Festivity, Photo stories
comments 6

Redemption ~ Annual festival of Kodungalloor Bhagavathy Temple

These photographs taken at Kodungallur Temple, Kerala during the annual “Bharani” festival. Thousands of oracles, both men and women from different tribes come there wielding swords, clad in red costumes, singing and going around the temple.

Legend is that Hindu Goddess Kaali after defeating and Killing Darikan (an immensely powerful and arrogant demon) was still angry. To make her feel better,  “Bhoothaganas”- her soldiers sung songs and danced. Now yearly devotees gather and sing to appease the goddess and also seek redemption and unburden their sins.

To invoke goddess Kaali, the ecstatic devotees sing wielding swords. All the Oracles (the mediator between God and devotees) are  in a trance due to deep devotion to the goddess.

This is the most challenging photograph I have taken during the ceremony. There is a huge space constraint as thousands of devotes throng the temple during this festival. The oracles, who are in a trance due to devotion stand in front of the sanctum sanctorum with swords in their hands. I wanted to capture their emotions from close in low angle and managed to sit just in front of them.

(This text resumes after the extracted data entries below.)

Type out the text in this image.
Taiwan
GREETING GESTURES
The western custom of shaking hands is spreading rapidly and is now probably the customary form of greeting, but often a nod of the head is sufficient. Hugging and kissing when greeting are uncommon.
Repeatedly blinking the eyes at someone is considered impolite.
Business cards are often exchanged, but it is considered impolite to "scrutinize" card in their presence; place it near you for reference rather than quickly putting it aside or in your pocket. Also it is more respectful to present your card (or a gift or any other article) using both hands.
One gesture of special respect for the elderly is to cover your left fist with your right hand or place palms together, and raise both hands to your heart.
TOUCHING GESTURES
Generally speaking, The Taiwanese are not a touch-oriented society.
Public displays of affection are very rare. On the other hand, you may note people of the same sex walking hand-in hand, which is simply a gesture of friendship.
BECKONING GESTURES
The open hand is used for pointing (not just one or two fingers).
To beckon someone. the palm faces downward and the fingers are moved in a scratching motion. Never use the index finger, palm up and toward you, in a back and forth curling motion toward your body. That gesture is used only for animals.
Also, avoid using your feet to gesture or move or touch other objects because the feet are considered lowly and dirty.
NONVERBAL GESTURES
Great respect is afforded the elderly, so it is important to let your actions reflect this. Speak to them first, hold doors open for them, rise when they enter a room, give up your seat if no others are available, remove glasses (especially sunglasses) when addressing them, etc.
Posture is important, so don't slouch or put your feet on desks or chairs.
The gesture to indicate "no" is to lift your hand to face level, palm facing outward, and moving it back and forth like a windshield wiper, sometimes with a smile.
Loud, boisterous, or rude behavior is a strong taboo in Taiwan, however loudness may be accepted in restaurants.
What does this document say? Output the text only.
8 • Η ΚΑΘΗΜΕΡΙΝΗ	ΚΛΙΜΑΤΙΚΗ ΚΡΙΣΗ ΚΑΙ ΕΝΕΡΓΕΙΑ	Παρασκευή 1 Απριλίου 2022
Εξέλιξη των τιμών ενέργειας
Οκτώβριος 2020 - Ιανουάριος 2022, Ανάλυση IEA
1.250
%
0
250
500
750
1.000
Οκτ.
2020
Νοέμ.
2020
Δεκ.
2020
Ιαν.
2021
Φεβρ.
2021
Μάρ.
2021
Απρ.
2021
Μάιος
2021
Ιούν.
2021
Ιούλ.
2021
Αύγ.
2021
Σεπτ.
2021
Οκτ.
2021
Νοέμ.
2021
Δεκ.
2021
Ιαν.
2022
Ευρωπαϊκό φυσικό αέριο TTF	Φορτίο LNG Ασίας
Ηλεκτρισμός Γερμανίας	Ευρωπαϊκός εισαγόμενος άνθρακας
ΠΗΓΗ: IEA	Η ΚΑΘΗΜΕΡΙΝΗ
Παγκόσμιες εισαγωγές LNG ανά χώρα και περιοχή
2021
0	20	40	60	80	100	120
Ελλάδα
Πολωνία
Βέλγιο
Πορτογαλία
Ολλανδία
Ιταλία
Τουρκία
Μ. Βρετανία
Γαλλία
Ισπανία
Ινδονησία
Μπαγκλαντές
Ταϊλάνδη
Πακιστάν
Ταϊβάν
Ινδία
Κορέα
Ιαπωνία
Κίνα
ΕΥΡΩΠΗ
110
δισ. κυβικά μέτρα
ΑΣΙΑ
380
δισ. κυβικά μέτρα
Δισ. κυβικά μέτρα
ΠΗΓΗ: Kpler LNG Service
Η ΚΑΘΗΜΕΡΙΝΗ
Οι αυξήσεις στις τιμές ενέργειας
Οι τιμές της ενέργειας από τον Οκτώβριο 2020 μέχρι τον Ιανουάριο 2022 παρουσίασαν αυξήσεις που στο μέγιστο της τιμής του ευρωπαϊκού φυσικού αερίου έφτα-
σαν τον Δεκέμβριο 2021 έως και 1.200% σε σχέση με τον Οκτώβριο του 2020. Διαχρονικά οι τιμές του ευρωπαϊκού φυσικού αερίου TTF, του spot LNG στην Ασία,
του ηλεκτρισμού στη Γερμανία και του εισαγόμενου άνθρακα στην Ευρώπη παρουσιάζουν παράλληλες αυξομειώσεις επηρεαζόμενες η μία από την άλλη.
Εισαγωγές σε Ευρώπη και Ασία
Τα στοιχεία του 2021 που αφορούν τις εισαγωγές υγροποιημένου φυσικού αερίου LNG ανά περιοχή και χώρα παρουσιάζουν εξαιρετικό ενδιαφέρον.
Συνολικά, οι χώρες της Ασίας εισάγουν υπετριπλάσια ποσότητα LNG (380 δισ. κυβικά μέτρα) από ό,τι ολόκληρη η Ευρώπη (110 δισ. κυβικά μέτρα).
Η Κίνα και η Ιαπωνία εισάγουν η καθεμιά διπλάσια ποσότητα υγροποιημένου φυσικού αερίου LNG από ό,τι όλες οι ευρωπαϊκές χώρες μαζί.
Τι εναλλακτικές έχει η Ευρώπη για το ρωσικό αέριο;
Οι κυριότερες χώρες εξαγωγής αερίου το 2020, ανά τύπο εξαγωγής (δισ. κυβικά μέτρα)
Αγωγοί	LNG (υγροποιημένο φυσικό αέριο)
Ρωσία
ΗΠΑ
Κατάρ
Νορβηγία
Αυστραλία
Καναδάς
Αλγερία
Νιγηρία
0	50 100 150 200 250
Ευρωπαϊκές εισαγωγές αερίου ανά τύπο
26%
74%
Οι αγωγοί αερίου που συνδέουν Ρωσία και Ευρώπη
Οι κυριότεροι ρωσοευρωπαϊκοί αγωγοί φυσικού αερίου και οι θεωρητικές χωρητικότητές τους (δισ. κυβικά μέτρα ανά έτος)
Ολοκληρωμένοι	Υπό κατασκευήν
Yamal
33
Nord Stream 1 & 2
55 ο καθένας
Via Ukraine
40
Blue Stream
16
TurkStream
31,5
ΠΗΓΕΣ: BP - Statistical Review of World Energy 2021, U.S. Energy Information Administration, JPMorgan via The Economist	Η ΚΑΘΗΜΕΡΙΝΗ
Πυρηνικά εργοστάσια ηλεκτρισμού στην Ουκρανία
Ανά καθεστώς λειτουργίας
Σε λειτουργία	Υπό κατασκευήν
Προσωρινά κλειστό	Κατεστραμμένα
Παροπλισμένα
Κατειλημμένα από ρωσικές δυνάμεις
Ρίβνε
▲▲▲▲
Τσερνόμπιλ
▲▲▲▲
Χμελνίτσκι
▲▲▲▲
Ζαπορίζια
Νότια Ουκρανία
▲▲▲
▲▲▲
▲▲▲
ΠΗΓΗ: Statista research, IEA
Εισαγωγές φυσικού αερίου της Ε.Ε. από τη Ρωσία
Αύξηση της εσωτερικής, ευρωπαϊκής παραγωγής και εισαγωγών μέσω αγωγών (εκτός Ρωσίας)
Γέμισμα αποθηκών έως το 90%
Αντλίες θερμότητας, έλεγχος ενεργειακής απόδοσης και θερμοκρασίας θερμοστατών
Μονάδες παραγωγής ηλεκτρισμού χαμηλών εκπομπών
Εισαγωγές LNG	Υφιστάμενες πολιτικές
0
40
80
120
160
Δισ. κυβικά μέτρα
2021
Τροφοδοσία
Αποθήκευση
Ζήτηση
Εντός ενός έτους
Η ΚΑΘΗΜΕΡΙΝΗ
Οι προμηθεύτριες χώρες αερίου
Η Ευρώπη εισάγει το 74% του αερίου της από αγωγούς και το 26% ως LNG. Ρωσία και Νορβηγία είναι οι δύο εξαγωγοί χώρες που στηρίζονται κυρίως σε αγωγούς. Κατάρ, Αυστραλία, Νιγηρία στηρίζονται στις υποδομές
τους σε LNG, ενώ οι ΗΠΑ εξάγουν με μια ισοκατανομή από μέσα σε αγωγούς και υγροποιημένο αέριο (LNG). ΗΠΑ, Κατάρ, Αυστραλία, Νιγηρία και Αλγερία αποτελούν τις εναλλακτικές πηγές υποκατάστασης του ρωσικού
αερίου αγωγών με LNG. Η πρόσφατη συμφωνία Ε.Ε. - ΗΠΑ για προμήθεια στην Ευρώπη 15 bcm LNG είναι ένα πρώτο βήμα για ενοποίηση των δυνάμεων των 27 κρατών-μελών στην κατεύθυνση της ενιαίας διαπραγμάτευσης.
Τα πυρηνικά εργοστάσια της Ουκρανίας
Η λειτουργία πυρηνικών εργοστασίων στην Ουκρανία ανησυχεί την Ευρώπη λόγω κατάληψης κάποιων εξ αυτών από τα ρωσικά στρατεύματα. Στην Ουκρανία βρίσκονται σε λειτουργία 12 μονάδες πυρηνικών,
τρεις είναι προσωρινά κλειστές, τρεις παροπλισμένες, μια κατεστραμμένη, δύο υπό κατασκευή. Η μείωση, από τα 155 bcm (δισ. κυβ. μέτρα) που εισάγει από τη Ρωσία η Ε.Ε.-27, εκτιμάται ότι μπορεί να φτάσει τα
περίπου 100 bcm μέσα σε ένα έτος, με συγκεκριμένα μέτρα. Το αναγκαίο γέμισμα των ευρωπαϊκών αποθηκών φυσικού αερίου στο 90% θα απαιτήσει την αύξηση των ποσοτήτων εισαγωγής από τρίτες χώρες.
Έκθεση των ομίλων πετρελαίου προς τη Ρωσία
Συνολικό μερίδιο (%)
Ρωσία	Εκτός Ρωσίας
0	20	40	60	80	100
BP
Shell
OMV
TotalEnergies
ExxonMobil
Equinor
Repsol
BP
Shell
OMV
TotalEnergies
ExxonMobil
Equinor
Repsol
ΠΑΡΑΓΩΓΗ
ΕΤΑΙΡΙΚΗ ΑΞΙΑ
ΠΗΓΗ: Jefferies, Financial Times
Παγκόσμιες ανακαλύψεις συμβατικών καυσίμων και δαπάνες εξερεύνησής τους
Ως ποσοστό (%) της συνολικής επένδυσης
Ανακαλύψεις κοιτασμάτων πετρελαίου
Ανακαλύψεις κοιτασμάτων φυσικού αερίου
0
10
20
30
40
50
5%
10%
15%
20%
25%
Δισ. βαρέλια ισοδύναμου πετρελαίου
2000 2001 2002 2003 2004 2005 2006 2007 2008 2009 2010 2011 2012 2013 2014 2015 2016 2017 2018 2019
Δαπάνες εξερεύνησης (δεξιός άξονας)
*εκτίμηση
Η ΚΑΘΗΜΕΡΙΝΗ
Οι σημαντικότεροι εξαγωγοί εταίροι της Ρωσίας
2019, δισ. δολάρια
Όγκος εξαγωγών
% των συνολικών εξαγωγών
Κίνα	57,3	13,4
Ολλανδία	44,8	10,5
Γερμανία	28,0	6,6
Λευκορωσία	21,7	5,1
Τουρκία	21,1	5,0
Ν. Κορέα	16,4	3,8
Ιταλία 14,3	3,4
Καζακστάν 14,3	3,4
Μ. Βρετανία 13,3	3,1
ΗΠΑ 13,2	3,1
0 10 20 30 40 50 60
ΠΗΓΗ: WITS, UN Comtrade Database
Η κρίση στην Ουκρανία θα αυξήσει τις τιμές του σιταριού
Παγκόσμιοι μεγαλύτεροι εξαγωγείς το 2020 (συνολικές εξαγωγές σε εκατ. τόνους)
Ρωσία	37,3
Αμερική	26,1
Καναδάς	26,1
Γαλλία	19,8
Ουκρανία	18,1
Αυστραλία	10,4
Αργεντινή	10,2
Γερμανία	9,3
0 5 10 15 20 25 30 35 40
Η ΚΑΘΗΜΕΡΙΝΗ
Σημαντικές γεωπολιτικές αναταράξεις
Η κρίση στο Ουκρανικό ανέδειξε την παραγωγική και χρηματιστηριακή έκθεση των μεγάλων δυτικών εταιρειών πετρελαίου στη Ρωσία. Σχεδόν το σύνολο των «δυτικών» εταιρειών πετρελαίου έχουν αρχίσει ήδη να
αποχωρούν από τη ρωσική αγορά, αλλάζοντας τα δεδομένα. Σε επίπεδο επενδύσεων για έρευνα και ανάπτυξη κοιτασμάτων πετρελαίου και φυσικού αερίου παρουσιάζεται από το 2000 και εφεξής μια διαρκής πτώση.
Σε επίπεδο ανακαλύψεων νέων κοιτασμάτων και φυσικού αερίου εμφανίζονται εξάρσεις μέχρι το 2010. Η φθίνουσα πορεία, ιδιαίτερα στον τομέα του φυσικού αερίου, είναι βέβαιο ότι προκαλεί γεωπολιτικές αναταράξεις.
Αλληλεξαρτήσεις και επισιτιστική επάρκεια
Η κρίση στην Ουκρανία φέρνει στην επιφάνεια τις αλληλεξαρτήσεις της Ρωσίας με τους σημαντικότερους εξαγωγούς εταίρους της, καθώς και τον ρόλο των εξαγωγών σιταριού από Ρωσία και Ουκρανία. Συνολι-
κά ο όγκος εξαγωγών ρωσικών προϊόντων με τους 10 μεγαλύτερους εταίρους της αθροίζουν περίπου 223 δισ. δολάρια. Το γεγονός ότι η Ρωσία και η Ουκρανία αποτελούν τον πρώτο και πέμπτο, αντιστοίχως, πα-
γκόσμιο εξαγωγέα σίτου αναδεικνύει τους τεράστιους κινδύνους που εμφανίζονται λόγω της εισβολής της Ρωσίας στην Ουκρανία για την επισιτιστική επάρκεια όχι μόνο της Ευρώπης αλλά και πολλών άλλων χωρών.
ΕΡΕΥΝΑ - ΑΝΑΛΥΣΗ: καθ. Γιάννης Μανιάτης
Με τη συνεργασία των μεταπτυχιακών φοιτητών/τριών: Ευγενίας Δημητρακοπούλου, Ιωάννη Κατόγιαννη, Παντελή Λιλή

Due to the huge crowd, people were nudging each other and I could hardly move. My concentration was on getting the right frame but at that time one of the oracles moved forward with his sword. It was really risky as there are many oracles moving with swords. This particular oracle in the photograph wielded the sword, where I was sitting at least thrice. The challenge here was to get the right shot without being hurt.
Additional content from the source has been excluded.